Scandinavian airline SAS, in financial difficulties, announced this Tuesday that it has begun filing bankruptcy in the United States as part of an ongoing economic plan.
The measure was announced by the company a day after the start of an indefinite strike by Scandinavia’s main pilots union.
“Apart from the effects of the strike, SAS activities and flight plans will not be affected by this measure. [pedido de falência nos Estados Unidos] and SAS will continue to serve customers as normal”, said the company, which is majority-owned by the Swedish, Norwegian and Danish states.
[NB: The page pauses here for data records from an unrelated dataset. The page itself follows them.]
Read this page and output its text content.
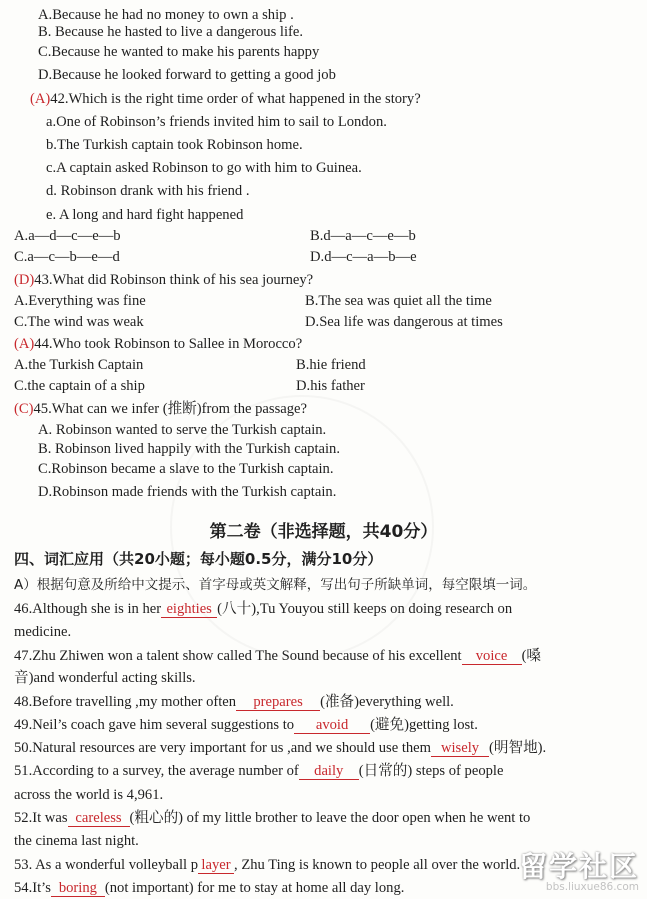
A.Because he had no money to own a ship .
B. Because he hasted to live a dangerous life.
C.Because he wanted to make his parents happy
D.Because he looked forward to getting a good job
(A)42.Which is the right time order of what happened in the story?
a.One of Robinson’s friends invited him to sail to London.
b.The Turkish captain took Robinson home.
c.A captain asked Robinson to go with him to Guinea.
d. Robinson drank with his friend .
e. A long and hard fight happened
A.a—d—c—e—b	B.d—a—c—e—b
C.a—c—b—e—d	D.d—c—a—b—e
(D)43.What did Robinson think of his sea journey?
A.Everything was fine	B.The sea was quiet all the time
C.The wind was weak	D.Sea life was dangerous at times
(A)44.Who took Robinson to Sallee in Morocco?
A.the Turkish Captain	B.hie friend
C.the captain of a ship	D.his father
(C)45.What can we infer (推断)from the passage?
A. Robinson wanted to serve the Turkish captain.
B. Robinson lived happily with the Turkish captain.
C.Robinson became a slave to the Turkish captain.
D.Robinson made friends with the Turkish captain.
第二卷（非选择题，共40分）
四、词汇应用（共20小题；每小题0.5分，满分10分）
A）根据句意及所给中文提示、首字母或英文解释，写出句子所缺单词，每空限填一词。
46.Although she is in her eighties (八十),Tu Youyou still keeps on doing research on
medicine.
47.Zhu Zhiwen won a talent show called The Sound because of his excellent voice (嗓
音)and wonderful acting skills.
48.Before travelling ,my mother often prepares (准备)everything well.
49.Neil’s coach gave him several suggestions to avoid (避免)getting lost.
50.Natural resources are very important for us ,and we should use them wisely (明智地).
51.According to a survey, the average number of daily (日常的) steps of people
across the world is 4,961.
52.It was careless (粗心的) of my little brother to leave the door open when he went to
the cinema last night.
53. As a wonderful volleyball p layer , Zhu Ting is known to people all over the world.
54.It’s boring (not important) for me to stay at home all day long.
留学社区
bbs.liuxue86.com
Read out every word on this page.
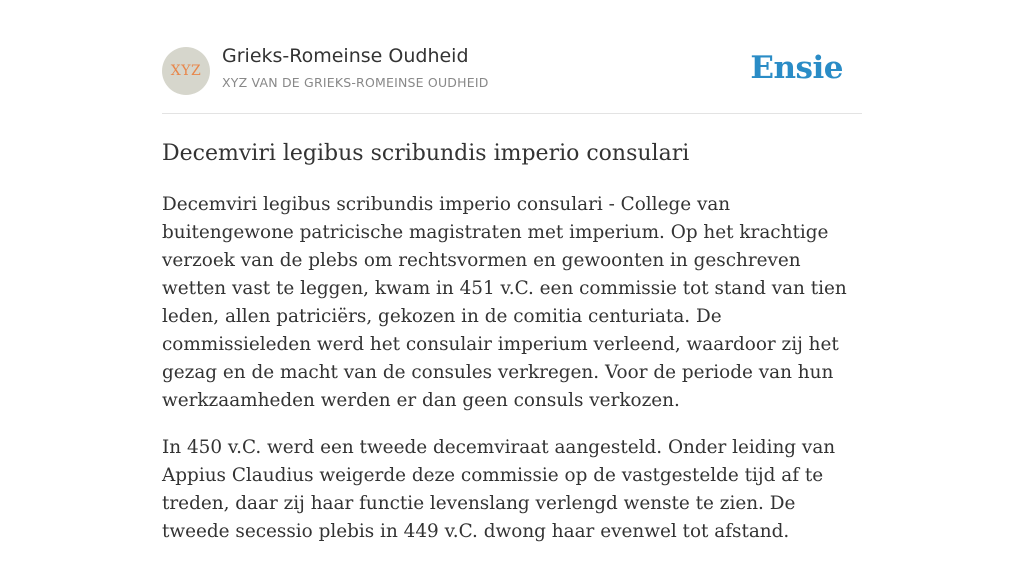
XYZ
Grieks-Romeinse Oudheid
XYZ VAN DE GRIEKS-ROMEINSE OUDHEID	Ensie
Decemviri legibus scribundis imperio consulari

Decemviri legibus scribundis imperio consulari - College van buitengewone patricische magistraten met imperium. Op het krachtige verzoek van de plebs om rechtsvormen en gewoonten in geschreven wetten vast te leggen, kwam in 451 v.C. een commissie tot stand van tien leden, allen patriciërs, gekozen in de comitia centuriata. De commissieleden werd het consulair imperium verleend, waardoor zij het gezag en de macht van de consules verkregen. Voor de periode van hun werkzaamheden werden er dan geen consuls verkozen.

In 450 v.C. werd een tweede decemviraat aangesteld. Onder leiding van Appius Claudius weigerde deze commissie op de vastgestelde tijd af te treden, daar zij haar functie levenslang verlengd wenste te zien. De tweede secessio plebis in 449 v.C. dwong haar evenwel tot afstand.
In the United States, the use of “Chapter 11” is a legal provision that allows a company to Allows the company to pay off its debts by encouraging the “protected” restructuring process from creditors and keeping operations running.
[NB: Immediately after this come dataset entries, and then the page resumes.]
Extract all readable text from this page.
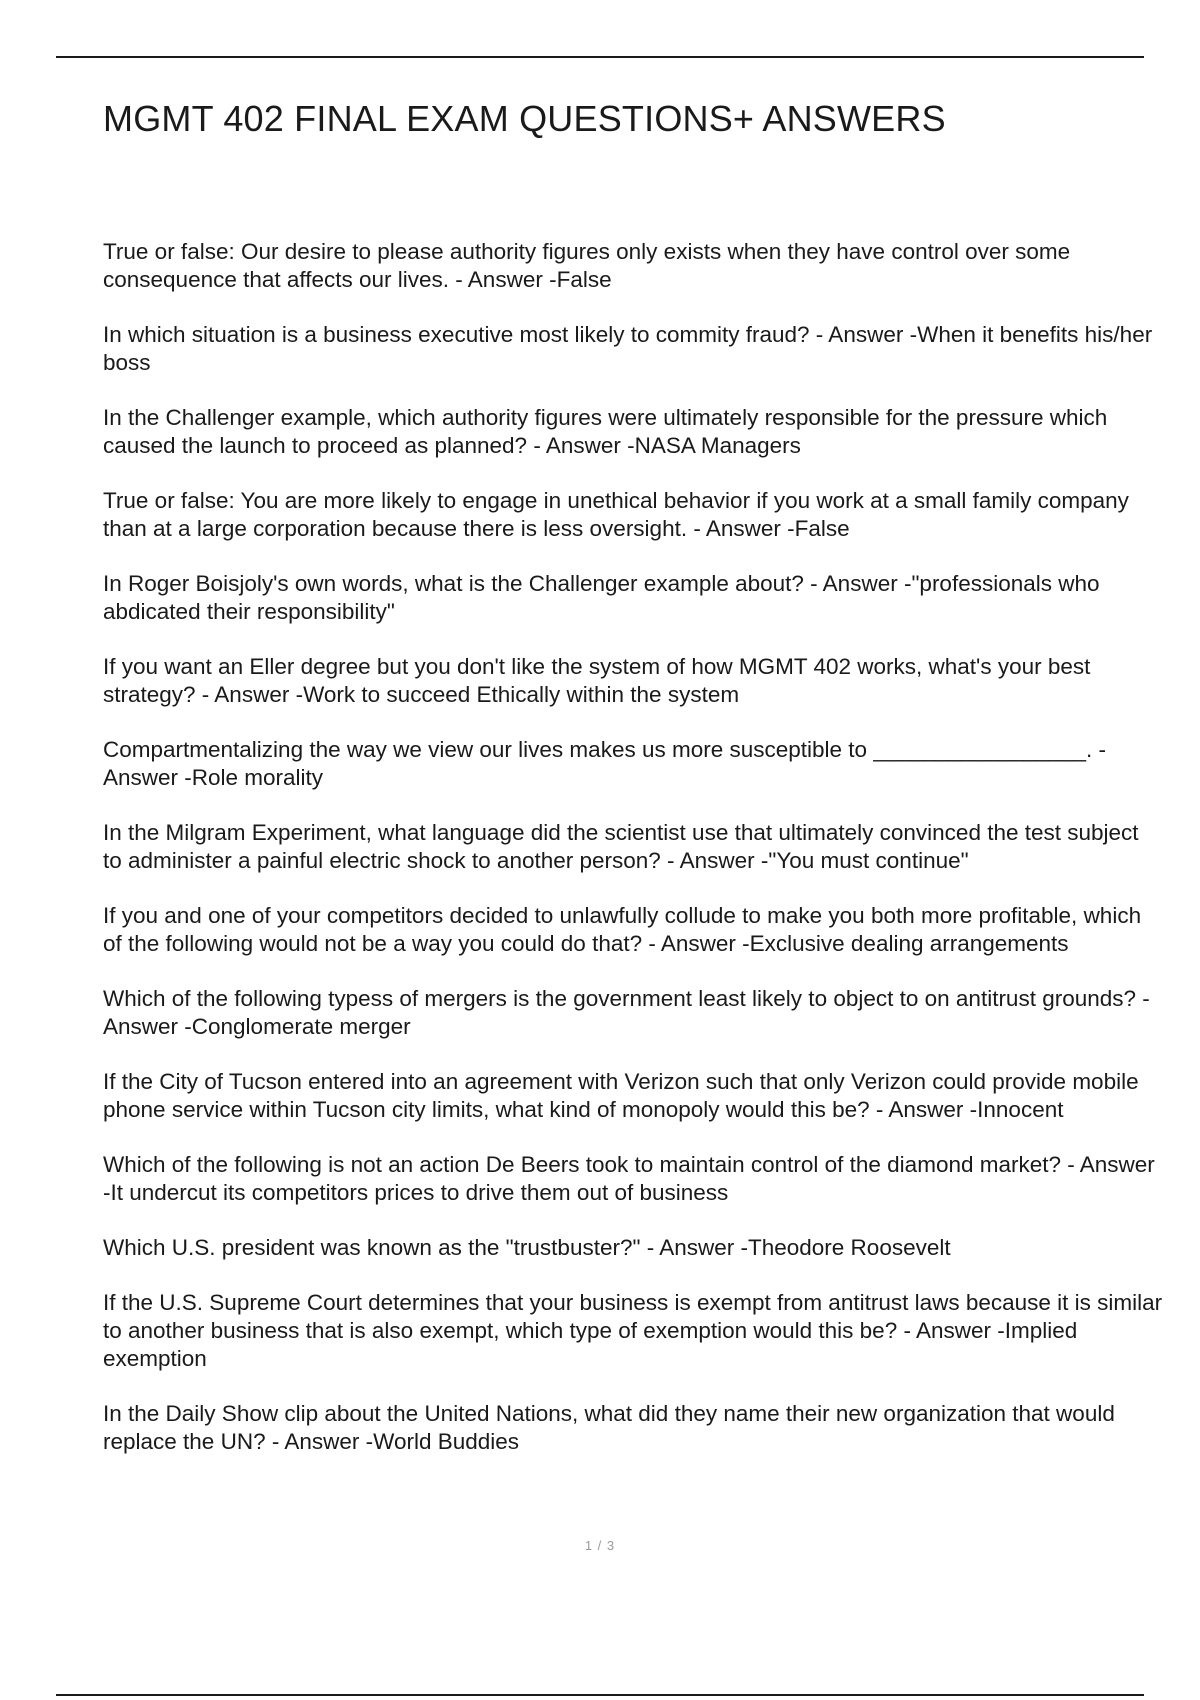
MGMT 402 FINAL EXAM QUESTIONS+ ANSWERS
True or false: Our desire to please authority figures only exists when they have control over some consequence that affects our lives. - Answer -False
In which situation is a business executive most likely to commity fraud? - Answer -When it benefits his/her boss
In the Challenger example, which authority figures were ultimately responsible for the pressure which caused the launch to proceed as planned? - Answer -NASA Managers
True or false: You are more likely to engage in unethical behavior if you work at a small family company than at a large corporation because there is less oversight. - Answer -False
In Roger Boisjoly's own words, what is the Challenger example about? - Answer -"professionals who abdicated their responsibility"
If you want an Eller degree but you don't like the system of how MGMT 402 works, what's your best strategy? - Answer -Work to succeed Ethically within the system
Compartmentalizing the way we view our lives makes us more susceptible to _________________. - Answer -Role morality
In the Milgram Experiment, what language did the scientist use that ultimately convinced the test subject to administer a painful electric shock to another person? - Answer -"You must continue"
If you and one of your competitors decided to unlawfully collude to make you both more profitable, which of the following would not be a way you could do that? - Answer -Exclusive dealing arrangements
Which of the following typess of mergers is the government least likely to object to on antitrust grounds? - Answer -Conglomerate merger
If the City of Tucson entered into an agreement with Verizon such that only Verizon could provide mobile phone service within Tucson city limits, what kind of monopoly would this be? - Answer -Innocent
Which of the following is not an action De Beers took to maintain control of the diamond market? - Answer -It undercut its competitors prices to drive them out of business
Which U.S. president was known as the "trustbuster?" - Answer -Theodore Roosevelt
If the U.S. Supreme Court determines that your business is exempt from antitrust laws because it is similar to another business that is also exempt, which type of exemption would this be? - Answer -Implied exemption
In the Daily Show clip about the United Nations, what did they name their new organization that would replace the UN? - Answer -World Buddies
1 / 3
SAS expects to use the process over a period of “nine to 12 months,” the company’s managing director, Anko van der Werf, said during a press conference.
One of the benefits of choosing security in the United States, as opposed to in other countries such as Sweden [onde se encontra a sede da empresa] The ownership of the aircraft is maintained, the director general of SAS explained.
According to the company, North American “Chapter 11” aims to accelerate the transformation of SAS by implementing the ‘key elements’ of the Continuous Savings Plan (SAS Forward).
“We have to do much more and faster,” said SAS president Carsten Dilling, adding that it was a “well-thought-out” decision given the company’s “very high cost structure”.
Weakened by the effects of the COVID-19 pandemic and recurring losses, SAS announced in February a savings plan of around €750 million per year, reinforced by a €1 billion capital increase plan in June.
Denmark, which, like Sweden, owns 21.8% of the company’s capital, said it was ready to take the stake.
Sweden and Norway agreed to convert credit into equity.